Be creative with error pages.

Picture 1-3Have you looked at your error pages recently? Your 404’s, 500’s, and so on and so forth? Probably not.

After reading this blog post, I just updated the 404 error page on my own blog. The idea is that a helpful error page will be more friendly and help prevent customers from getting frustrated.

A page that just says “this page can’t be found” or states that there has been a “server error” doesn’t help anyone. Including a form (like the company I linked to chose to do) or some alternatives and information for the customer (like I did) provide customers with a more productive alternative.

Designing a good error page is not complicated. Just keep the customer in mind. If you were a customer viewing that error page, what would you find to useful? If you were the developer, what would you want the customer to know and what would you want the customer to tell you? Simple questions with answers that could help you as you develop your product or your web site.

Take a few minutes and update your error pages. Add some links and useful text. Mine used to say “The page you are trying to access cannot be found.” I updated the page to include more information, look better, and be friendlier.
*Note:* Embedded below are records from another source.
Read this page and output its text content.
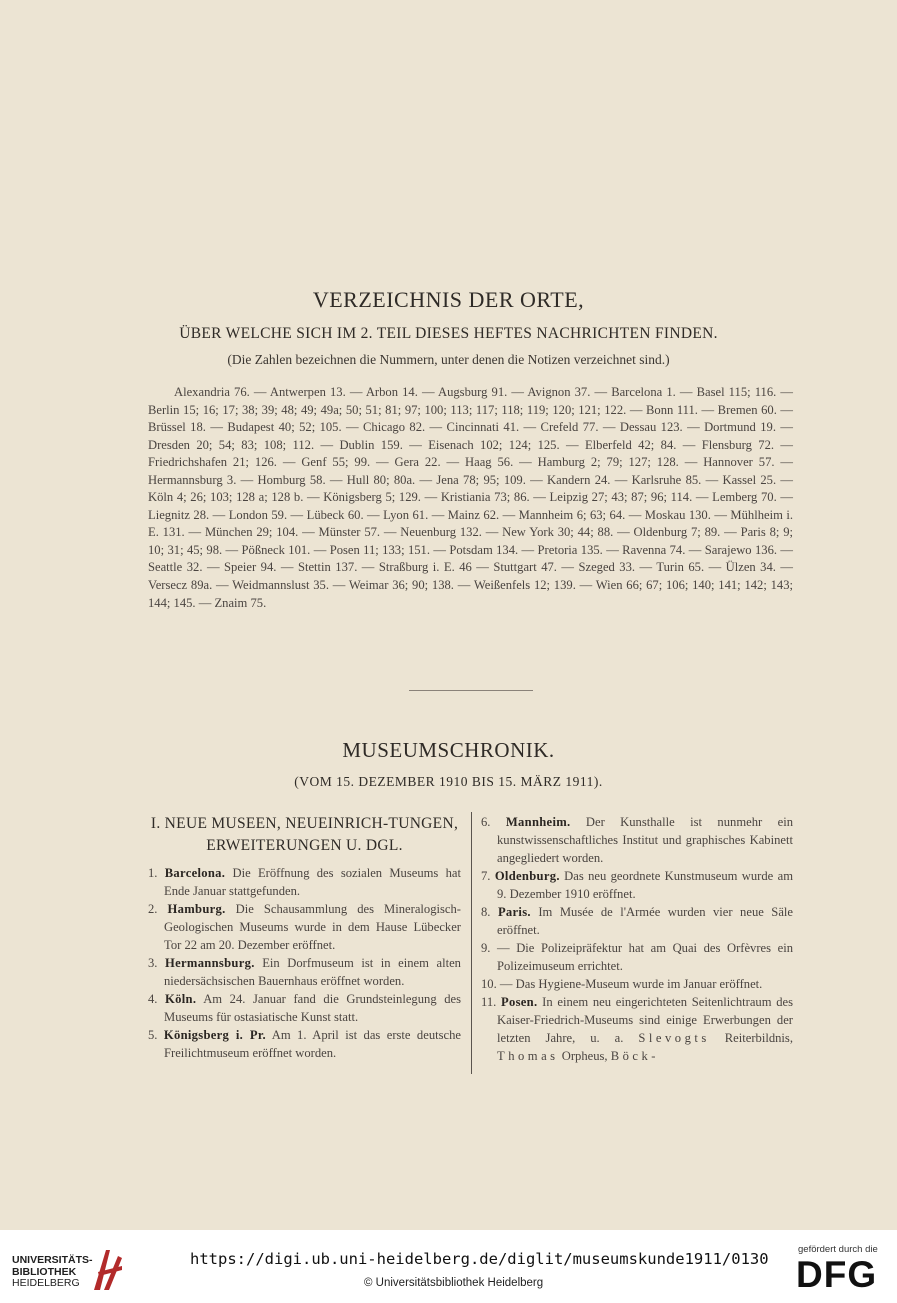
VERZEICHNIS DER ORTE,
ÜBER WELCHE SICH IM 2. TEIL DIESES HEFTES NACHRICHTEN FINDEN.
(Die Zahlen bezeichnen die Nummern, unter denen die Notizen verzeichnet sind.)
Alexandria 76. — Antwerpen 13. — Arbon 14. — Augsburg 91. — Avignon 37. — Barcelona 1. — Basel 115; 116. — Berlin 15; 16; 17; 38; 39; 48; 49; 49a; 50; 51; 81; 97; 100; 113; 117; 118; 119; 120; 121; 122. — Bonn 111. — Bremen 60. — Brüssel 18. — Budapest 40; 52; 105. — Chicago 82. — Cincinnati 41. — Crefeld 77. — Dessau 123. — Dortmund 19. — Dresden 20; 54; 83; 108; 112. — Dublin 159. — Eisenach 102; 124; 125. — Elberfeld 42; 84. — Flensburg 72. — Friedrichshafen 21; 126. — Genf 55; 99. — Gera 22. — Haag 56. — Hamburg 2; 79; 127; 128. — Hannover 57. — Hermannsburg 3. — Homburg 58. — Hull 80; 80a. — Jena 78; 95; 109. — Kandern 24. — Karlsruhe 85. — Kassel 25. — Köln 4; 26; 103; 128 a; 128 b. — Königsberg 5; 129. — Kristiania 73; 86. — Leipzig 27; 43; 87; 96; 114. — Lemberg 70. — Liegnitz 28. — London 59. — Lübeck 60. — Lyon 61. — Mainz 62. — Mannheim 6; 63; 64. — Moskau 130. — Mühlheim i. E. 131. — München 29; 104. — Münster 57. — Neuenburg 132. — New York 30; 44; 88. — Oldenburg 7; 89. — Paris 8; 9; 10; 31; 45; 98. — Pößneck 101. — Posen 11; 133; 151. — Potsdam 134. — Pretoria 135. — Ravenna 74. — Sarajewo 136. — Seattle 32. — Speier 94. — Stettin 137. — Straßburg i. E. 46 — Stuttgart 47. — Szeged 33. — Turin 65. — Ülzen 34. — Versecz 89a. — Weidmannslust 35. — Weimar 36; 90; 138. — Weißenfels 12; 139. — Wien 66; 67; 106; 140; 141; 142; 143; 144; 145. — Znaim 75.
MUSEUMSCHRONIK.
(VOM 15. DEZEMBER 1910 BIS 15. MÄRZ 1911).
I. NEUE MUSEEN, NEUEINRICH-TUNGEN, ERWEITERUNGEN U. DGL.

1. Barcelona. Die Eröffnung des sozialen Museums hat Ende Januar stattgefunden.

2. Hamburg. Die Schausammlung des Mineralogisch-Geologischen Museums wurde in dem Hause Lübecker Tor 22 am 20. Dezember eröffnet.

3. Hermannsburg. Ein Dorfmuseum ist in einem alten niedersächsischen Bauernhaus eröffnet worden.

4. Köln. Am 24. Januar fand die Grundsteinlegung des Museums für ostasiatische Kunst statt.

5. Königsberg i. Pr. Am 1. April ist das erste deutsche Freilichtmuseum eröffnet worden.

6. Mannheim. Der Kunsthalle ist nunmehr ein kunstwissenschaftliches Institut und graphisches Kabinett angegliedert worden.

7. Oldenburg. Das neu geordnete Kunstmuseum wurde am 9. Dezember 1910 eröffnet.

8. Paris. Im Musée de l'Armée wurden vier neue Säle eröffnet.

9. — Die Polizeipräfektur hat am Quai des Orfèvres ein Polizeimuseum errichtet.

10. — Das Hygiene-Museum wurde im Januar eröffnet.

11. Posen. In einem neu eingerichteten Seitenlichtraum des Kaiser-Friedrich-Museums sind einige Erwerbungen der letzten Jahre, u. a. Slevogts Reiterbildnis, Thomas Orpheus, Böck-

UNIVERSITÄTS-
BIBLIOTHEK
HEIDELBERG
https://digi.ub.uni-heidelberg.de/diglit/museumskunde1911/0130
© Universitätsbibliothek Heidelberg
gefördert durch die
DFG
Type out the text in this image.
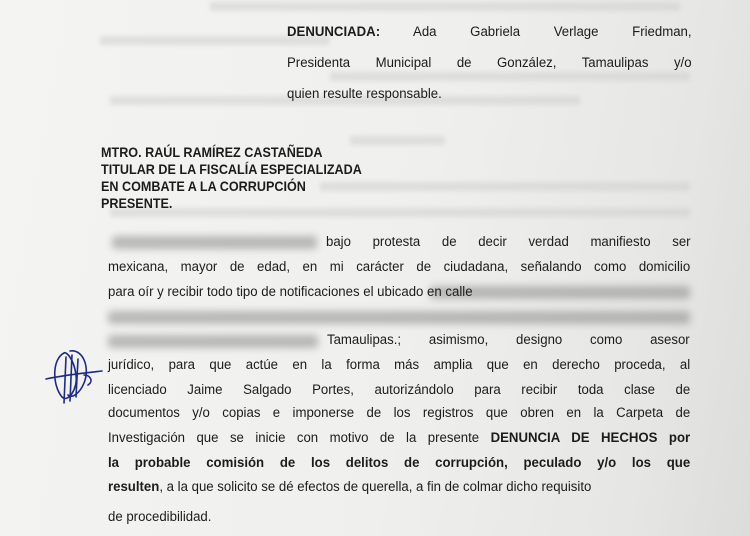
DENUNCIADA: Ada Gabriela Verlage Friedman,
Presidenta Municipal de González, Tamaulipas y/o
quien resulte responsable.
MTRO. RAÚL RAMÍREZ CASTAÑEDA
TITULAR DE LA FISCALÍA ESPECIALIZADA
EN COMBATE A LA CORRUPCIÓN
PRESENTE.
bajo protesta de decir verdad manifiesto ser
mexicana, mayor de edad, en mi carácter de ciudadana, señalando como domicilio
para oír y recibir todo tipo de notificaciones el ubicado en calle
Tamaulipas.; asimismo, designo como asesor
jurídico, para que actúe en la forma más amplia que en derecho proceda, al
licenciado Jaime Salgado Portes, autorizándolo para recibir toda clase de
documentos y/o copias e imponerse de los registros que obren en la Carpeta de
Investigación que se inicie con motivo de la presente DENUNCIA DE HECHOS por
la probable comisión de los delitos de corrupción, peculado y/o los que
resulten, a la que solicito se dé efectos de querella, a fin de colmar dicho requisito
de procedibilidad.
It took 15 minutes and I’m sure it will prove to be worth it.

For more examples of interesting 404 error pages, check out this post at Smashing Magazine. Not all of the examples are “good” 404 pages, but a lot of them are creative and interesting.

One Response to “Be creative with error pages.”

  1. PaulSweeney said:

    Nov 17, 08 at 8:34 am

    At VoiceSage, in the development stages, we found that changing the error messages so that they were as specific as possible was a huge help to users. Where you might be tempted to say “failed message delivery” we now have messages that are specific to the reason for failure (incorrect number, number no longer in service, tried three times and no reply etc. etc.). Result? The service just looks smarter, and overall, easier to use. The unexpected learning? once users had visibility on the reasons for failure they were able to schedule activities to fix the route cause of the problem (i.e. number list management, asking the customers for alternative contact numbers, etc. ). Win Win.